The title of the film implies a connection to the Judeo-Christian concept of god.  The implication being that either Julian or Chang represent god, or that they perhaps each represent two halves of the god presented in the bible.  Julian perhaps is the god of the new testament, turning the other cheek to the killer of his brother; Chang perhaps is the god of the old testament, breathing fire and brimstone and bringing righteous vengeance upon anyone stupid enough to challenge him.  Perhaps instead Chang is the devil and Julian is god, Chang the bringer of vengeance and death, Julian using his inner strength to bring peace?

All of this is fine of course, except that the film itself is mostly over-stylised gibberish and miles too slow even for its short 90 minute run time.  It's art masquerading as cinema.  Director Nicholas Winding Refn clearly had a vision for what he wanted to do on screen and it's all up there without much in the way of script editing by anyone else.  There are too many scenes of Ryan Gosling staring at his knuckles or having visions of Chang or sitting in rooms with prostitutes milling / sitting around artistically (can anyone tell me why this is in the movie?).  No one needs more than one scene of Chang standing in front of his police underlings singing karaoke - here was have 3.
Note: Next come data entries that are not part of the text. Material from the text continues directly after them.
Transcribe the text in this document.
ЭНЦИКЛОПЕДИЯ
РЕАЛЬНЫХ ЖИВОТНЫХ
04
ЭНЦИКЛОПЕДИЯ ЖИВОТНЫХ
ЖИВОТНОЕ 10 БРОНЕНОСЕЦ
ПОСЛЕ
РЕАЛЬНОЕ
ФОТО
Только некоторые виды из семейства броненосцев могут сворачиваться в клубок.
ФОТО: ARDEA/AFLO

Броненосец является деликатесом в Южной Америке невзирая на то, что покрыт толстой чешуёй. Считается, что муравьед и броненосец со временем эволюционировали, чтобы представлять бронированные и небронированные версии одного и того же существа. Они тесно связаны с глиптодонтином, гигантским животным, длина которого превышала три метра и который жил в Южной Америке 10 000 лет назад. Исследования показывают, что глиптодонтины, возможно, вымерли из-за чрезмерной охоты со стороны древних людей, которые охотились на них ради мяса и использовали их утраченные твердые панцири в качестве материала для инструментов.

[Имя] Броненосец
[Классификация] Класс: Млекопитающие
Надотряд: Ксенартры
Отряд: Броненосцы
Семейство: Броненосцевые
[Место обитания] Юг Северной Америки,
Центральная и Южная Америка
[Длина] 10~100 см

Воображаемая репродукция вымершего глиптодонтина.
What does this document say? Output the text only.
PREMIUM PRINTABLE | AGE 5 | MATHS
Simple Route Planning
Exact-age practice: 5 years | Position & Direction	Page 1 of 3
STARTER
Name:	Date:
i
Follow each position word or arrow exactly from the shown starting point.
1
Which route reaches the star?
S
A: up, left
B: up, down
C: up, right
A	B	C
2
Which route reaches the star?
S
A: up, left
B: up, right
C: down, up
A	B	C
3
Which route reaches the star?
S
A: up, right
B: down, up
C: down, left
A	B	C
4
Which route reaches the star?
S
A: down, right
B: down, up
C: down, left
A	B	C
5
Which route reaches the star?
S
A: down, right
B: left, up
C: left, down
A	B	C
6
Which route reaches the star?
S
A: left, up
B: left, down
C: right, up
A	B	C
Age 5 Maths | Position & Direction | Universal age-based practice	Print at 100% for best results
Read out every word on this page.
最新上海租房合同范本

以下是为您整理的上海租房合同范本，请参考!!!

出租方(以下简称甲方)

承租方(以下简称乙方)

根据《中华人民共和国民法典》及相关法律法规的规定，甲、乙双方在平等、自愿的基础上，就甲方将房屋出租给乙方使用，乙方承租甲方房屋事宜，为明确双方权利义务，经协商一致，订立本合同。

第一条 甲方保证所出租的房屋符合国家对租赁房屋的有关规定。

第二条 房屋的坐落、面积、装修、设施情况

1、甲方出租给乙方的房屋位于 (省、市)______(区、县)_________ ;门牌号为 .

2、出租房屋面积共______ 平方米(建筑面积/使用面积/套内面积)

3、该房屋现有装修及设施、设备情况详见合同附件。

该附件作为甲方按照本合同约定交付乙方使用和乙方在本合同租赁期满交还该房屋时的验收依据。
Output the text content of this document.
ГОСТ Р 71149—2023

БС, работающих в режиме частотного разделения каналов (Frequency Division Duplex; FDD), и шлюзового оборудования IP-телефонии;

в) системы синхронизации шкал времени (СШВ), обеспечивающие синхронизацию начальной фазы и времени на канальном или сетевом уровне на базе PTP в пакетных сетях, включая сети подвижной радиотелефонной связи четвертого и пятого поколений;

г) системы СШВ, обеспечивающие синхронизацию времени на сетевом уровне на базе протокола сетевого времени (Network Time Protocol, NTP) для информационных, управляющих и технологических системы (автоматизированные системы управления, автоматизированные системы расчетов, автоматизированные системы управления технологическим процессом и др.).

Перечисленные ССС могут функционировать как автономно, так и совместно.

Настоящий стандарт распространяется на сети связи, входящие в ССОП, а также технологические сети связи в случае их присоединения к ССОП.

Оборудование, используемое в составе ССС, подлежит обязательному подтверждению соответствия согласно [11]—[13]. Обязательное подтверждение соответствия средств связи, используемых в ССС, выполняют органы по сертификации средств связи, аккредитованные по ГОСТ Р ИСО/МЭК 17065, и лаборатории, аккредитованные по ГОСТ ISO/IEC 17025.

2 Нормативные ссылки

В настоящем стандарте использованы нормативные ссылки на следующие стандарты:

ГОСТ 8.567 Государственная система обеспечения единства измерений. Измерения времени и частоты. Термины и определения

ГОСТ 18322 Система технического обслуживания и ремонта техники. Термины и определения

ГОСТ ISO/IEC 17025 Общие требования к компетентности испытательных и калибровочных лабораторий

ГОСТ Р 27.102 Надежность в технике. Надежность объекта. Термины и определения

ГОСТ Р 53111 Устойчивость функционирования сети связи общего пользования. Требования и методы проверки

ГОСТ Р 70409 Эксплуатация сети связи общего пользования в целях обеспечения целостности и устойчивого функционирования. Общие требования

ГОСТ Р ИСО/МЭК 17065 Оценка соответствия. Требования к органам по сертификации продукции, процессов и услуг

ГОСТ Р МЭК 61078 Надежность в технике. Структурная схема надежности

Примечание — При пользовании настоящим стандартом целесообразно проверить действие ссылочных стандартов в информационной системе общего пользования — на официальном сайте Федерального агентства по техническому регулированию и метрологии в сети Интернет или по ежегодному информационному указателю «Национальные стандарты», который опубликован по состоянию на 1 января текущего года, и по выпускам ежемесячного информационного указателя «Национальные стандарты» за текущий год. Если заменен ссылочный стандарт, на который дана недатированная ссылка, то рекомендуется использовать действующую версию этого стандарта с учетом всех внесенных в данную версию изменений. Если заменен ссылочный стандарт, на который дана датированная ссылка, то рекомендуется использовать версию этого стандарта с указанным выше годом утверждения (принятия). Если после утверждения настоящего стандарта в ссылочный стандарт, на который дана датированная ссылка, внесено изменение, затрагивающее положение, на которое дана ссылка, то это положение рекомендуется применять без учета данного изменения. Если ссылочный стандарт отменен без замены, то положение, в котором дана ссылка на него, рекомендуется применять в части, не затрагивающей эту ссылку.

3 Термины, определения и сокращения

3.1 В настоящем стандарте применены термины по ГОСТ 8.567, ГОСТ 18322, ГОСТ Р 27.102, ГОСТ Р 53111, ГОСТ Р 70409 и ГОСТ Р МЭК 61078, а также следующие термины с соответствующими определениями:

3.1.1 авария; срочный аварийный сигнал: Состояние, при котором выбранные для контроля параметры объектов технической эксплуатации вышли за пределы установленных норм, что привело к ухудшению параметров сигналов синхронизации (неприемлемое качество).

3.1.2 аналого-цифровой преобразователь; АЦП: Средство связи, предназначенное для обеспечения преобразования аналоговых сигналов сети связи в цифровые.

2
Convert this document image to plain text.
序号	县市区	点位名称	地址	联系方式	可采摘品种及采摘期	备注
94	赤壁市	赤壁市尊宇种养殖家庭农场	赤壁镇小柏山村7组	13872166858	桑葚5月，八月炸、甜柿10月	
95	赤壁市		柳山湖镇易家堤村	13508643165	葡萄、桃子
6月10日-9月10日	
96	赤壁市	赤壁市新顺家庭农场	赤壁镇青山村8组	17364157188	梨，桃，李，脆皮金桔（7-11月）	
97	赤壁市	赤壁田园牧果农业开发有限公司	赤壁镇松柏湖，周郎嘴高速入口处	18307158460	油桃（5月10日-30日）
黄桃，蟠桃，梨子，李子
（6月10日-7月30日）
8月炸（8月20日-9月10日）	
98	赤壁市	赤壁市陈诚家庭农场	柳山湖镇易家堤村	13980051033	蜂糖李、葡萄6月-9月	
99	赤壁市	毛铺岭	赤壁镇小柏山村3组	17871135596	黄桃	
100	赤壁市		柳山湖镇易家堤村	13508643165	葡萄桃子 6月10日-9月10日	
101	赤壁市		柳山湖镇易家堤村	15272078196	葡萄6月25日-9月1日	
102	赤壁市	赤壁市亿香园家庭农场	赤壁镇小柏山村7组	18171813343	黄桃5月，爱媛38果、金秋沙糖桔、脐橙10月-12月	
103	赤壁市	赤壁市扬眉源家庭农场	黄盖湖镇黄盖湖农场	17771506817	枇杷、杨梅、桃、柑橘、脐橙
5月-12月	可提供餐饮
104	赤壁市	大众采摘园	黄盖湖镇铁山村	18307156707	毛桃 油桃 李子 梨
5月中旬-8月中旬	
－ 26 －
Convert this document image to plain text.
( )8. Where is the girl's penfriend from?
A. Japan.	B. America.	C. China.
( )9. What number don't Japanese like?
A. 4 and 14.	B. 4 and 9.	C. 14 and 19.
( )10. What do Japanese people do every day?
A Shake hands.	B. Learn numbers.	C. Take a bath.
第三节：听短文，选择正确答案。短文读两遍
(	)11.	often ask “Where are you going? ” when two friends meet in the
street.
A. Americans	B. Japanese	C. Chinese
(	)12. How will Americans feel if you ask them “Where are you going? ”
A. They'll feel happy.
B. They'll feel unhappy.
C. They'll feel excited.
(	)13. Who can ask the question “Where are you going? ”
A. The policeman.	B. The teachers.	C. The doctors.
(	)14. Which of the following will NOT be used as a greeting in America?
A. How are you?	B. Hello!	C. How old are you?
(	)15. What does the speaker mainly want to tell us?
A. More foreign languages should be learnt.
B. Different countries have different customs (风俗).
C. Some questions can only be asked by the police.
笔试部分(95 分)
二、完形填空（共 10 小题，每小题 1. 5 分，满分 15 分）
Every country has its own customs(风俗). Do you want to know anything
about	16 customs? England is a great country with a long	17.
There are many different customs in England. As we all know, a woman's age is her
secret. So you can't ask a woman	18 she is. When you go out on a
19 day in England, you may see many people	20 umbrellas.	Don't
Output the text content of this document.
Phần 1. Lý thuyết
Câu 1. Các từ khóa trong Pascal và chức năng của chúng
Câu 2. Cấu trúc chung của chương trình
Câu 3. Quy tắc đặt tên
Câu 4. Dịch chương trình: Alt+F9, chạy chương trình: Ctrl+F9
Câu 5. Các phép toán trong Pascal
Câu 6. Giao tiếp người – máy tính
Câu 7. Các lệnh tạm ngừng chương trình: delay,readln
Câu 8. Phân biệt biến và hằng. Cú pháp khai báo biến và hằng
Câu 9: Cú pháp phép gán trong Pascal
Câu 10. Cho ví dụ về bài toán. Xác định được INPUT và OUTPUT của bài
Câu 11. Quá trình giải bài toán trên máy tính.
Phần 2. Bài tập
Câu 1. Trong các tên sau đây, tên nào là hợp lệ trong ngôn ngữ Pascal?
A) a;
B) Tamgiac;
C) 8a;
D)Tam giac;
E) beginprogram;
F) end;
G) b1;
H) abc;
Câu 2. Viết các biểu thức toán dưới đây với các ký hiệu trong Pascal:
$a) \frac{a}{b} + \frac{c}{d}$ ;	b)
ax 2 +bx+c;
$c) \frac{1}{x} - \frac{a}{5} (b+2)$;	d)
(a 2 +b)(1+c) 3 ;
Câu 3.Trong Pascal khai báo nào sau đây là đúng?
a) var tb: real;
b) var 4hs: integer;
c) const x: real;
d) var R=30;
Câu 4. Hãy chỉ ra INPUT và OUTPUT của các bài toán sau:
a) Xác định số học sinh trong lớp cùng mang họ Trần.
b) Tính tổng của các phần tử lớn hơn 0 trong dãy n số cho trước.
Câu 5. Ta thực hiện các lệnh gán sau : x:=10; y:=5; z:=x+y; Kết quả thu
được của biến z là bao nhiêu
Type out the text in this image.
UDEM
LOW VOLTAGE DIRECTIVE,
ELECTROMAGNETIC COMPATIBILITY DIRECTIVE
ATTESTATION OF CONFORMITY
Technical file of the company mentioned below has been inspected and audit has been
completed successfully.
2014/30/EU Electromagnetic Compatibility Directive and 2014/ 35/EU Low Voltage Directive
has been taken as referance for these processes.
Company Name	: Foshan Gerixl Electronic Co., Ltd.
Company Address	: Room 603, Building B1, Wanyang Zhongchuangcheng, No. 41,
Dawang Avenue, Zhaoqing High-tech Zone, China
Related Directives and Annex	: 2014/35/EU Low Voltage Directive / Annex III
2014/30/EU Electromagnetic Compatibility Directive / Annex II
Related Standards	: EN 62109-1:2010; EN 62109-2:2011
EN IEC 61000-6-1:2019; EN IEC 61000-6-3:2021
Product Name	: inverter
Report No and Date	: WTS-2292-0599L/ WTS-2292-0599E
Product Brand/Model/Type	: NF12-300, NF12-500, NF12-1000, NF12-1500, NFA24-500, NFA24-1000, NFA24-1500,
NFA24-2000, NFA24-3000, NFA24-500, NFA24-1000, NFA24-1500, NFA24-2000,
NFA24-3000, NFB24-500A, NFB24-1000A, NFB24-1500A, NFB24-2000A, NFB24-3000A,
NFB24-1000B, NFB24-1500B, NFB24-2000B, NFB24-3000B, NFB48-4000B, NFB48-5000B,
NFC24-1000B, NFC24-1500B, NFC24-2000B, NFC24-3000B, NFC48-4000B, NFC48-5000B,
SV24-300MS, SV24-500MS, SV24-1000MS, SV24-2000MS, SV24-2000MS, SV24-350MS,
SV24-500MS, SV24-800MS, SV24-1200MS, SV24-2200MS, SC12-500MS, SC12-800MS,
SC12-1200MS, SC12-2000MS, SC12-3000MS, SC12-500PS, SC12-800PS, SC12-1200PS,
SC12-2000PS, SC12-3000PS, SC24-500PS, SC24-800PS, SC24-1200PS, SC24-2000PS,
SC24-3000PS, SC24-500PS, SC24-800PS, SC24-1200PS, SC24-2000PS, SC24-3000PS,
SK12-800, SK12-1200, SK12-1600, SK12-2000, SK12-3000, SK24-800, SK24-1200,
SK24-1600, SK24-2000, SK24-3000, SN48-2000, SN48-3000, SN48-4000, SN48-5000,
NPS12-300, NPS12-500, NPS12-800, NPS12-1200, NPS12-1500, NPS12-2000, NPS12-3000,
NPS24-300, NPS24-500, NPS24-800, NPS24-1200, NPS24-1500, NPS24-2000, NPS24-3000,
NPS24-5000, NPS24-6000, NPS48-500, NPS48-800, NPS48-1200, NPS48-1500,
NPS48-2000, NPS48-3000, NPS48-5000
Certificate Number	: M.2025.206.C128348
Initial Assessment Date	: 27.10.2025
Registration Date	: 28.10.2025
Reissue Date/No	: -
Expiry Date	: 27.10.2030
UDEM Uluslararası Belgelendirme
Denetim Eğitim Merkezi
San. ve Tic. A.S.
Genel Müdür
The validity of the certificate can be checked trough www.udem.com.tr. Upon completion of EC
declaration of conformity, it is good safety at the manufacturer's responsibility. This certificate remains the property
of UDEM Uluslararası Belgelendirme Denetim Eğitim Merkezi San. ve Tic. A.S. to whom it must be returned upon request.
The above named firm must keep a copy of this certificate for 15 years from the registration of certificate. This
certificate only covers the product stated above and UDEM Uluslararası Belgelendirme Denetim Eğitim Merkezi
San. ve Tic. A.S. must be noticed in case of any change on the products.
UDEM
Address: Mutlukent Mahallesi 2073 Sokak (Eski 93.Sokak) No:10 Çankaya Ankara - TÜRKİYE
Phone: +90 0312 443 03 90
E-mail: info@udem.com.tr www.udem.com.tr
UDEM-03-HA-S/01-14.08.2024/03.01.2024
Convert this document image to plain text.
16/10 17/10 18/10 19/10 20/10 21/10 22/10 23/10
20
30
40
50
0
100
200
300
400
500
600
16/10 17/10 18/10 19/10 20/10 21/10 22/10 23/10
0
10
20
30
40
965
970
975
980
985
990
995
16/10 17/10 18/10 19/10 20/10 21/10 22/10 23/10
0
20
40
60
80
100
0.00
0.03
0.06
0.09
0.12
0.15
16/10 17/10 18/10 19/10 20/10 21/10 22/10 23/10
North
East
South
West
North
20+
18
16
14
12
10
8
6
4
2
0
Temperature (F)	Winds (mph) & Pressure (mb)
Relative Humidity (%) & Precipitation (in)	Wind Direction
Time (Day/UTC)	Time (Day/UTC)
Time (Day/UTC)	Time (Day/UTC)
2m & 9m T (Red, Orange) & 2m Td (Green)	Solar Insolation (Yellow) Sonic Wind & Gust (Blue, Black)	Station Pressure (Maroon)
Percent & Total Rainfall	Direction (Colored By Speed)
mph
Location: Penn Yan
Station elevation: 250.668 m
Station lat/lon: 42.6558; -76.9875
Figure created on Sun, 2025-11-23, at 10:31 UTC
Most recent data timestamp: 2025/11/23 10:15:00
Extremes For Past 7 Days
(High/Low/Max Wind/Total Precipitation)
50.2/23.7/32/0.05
When I left the cinema on Friday I was astonished that someone would be willing to put such a film together, let alone show it in cinemas and claim it was a movie.  I was amazed that a movie exec somewhere hadn't vetoed what was going on before it became a mainstream release.  With the calm reflection of 5 days behind me though, I'm happy to give Only God Forgives a little more leeway and declare it at the least interesting.  If you thought Drive was too slow then you will hate this.  But if you're happy to sit through 90 minutes of slow-burning violence you might find something of interest here.  Have a go if you've got the time, but don't blame me if you hate it.